Но хотел ли он или нет, а тюфяк его потряхивали. И в порыве возмущенья, боясь за свой покой, кроткий человек этот был способен палачу предать всех будил. А пока, растерянный, слушал он разговор остальных; и как только голоса повышались, голова его втягивалась в плечи. Я же, напрягая слух и зрение, забавлялся тем, что разбирал, в чем эти четверо на меня походили. Однако они сыновья мои, за это я отвечаю. Но хоть и вышли они из меня, не вышли они; и как, черт возьми, они в меня забрались? Я себя ощупываю: как мог я носить в чреслах своих вон этого проповедника, этого холопа папского да бешеную овцу? (Оставляю в стороне бродягу…) О природа, предательница! Они, значит, были во мне? Да, я носил в себе их зародыши; узнаю родственные движенья, обороты речи и даже – мышленья; я себя вижу в них преображенным. Но под удивленной личиной человек остается тот же. Тот же – единый и многоликий. Всякий носит в себе двадцать разных людей – смеющегося, плачущего, деревянно-равнодушного и, смотря по погоде, – волка, собаку и овцу, доброго малого и шелопая, но один из этих двадцати – самый сильный, и, присваивая себе право слова, он может заткнуть глотку остальным. Вот почему те и удирают, когда видят, что дверь открыта. Мои четыре сына так и сделали. Бедняги! Я виноват. Так далеко они от меня и так близко!…

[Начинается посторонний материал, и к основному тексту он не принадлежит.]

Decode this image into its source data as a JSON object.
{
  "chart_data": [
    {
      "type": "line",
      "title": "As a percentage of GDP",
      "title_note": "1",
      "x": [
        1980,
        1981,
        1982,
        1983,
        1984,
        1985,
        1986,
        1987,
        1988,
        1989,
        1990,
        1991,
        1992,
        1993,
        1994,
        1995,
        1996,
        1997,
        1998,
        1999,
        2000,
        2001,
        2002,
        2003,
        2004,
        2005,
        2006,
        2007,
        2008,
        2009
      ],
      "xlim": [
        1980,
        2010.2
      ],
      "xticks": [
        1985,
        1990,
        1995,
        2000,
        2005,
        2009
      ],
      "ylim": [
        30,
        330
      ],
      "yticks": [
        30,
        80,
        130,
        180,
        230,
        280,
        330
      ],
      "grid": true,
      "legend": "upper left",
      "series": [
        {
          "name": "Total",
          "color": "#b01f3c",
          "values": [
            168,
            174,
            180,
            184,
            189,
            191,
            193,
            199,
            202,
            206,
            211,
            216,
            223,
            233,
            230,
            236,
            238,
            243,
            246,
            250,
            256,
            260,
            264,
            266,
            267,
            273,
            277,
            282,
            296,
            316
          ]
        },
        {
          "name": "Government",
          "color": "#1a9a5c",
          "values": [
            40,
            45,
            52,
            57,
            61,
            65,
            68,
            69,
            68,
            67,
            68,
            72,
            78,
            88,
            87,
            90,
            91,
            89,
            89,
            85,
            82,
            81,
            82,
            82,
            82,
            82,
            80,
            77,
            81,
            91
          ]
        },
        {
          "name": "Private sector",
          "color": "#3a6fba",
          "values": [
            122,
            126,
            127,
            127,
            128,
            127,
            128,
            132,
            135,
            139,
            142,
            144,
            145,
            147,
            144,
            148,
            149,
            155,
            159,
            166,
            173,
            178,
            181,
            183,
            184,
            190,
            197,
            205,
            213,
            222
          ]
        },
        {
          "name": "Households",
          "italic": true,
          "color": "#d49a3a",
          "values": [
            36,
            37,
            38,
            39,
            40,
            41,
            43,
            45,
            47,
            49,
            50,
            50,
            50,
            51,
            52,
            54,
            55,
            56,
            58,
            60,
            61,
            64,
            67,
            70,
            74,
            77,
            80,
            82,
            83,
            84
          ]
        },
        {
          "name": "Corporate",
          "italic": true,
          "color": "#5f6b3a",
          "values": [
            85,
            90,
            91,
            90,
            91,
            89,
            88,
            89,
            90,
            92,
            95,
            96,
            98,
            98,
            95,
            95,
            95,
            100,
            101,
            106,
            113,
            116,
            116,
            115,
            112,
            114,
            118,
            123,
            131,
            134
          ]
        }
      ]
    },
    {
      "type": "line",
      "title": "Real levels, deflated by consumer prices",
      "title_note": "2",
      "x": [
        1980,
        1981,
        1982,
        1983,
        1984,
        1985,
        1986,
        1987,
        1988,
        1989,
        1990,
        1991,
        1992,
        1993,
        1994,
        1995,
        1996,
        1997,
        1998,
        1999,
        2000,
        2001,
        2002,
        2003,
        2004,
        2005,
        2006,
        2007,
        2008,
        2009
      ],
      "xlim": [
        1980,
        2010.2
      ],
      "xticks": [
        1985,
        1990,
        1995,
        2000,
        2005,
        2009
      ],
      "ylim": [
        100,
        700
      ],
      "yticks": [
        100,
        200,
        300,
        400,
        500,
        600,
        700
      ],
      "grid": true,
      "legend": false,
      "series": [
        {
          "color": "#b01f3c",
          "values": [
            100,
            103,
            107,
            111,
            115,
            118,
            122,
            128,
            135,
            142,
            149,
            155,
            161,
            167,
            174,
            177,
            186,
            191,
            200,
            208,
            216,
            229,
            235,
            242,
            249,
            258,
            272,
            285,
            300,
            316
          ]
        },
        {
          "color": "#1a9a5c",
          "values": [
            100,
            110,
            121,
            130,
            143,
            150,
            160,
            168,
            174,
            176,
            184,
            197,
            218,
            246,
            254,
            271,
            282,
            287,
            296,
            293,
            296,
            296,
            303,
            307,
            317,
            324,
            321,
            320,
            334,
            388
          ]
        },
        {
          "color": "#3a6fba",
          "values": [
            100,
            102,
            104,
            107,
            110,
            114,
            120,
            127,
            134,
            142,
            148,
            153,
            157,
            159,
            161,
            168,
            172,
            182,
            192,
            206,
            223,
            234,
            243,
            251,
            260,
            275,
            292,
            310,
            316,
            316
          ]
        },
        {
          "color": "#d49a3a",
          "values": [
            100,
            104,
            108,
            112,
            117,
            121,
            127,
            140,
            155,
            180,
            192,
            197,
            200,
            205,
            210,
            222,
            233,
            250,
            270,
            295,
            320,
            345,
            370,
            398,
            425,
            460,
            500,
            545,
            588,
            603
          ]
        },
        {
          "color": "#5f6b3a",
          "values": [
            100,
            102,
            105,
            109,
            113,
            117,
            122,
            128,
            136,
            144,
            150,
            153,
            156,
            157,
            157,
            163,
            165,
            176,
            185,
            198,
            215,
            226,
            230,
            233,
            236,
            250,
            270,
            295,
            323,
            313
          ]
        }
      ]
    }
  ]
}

Да что ж! Они как-никак – мои детеныши. Когда говорят они глупости, мне хочется просить у них прощенья за то, что я создал их глупыми. По счастью, они довольны и судьбой и собой!… Пусть, я за них рад. Но не могу я переносить одно – то, что они не могут допускать, чтобы другие уродовали себя, если им это нравится.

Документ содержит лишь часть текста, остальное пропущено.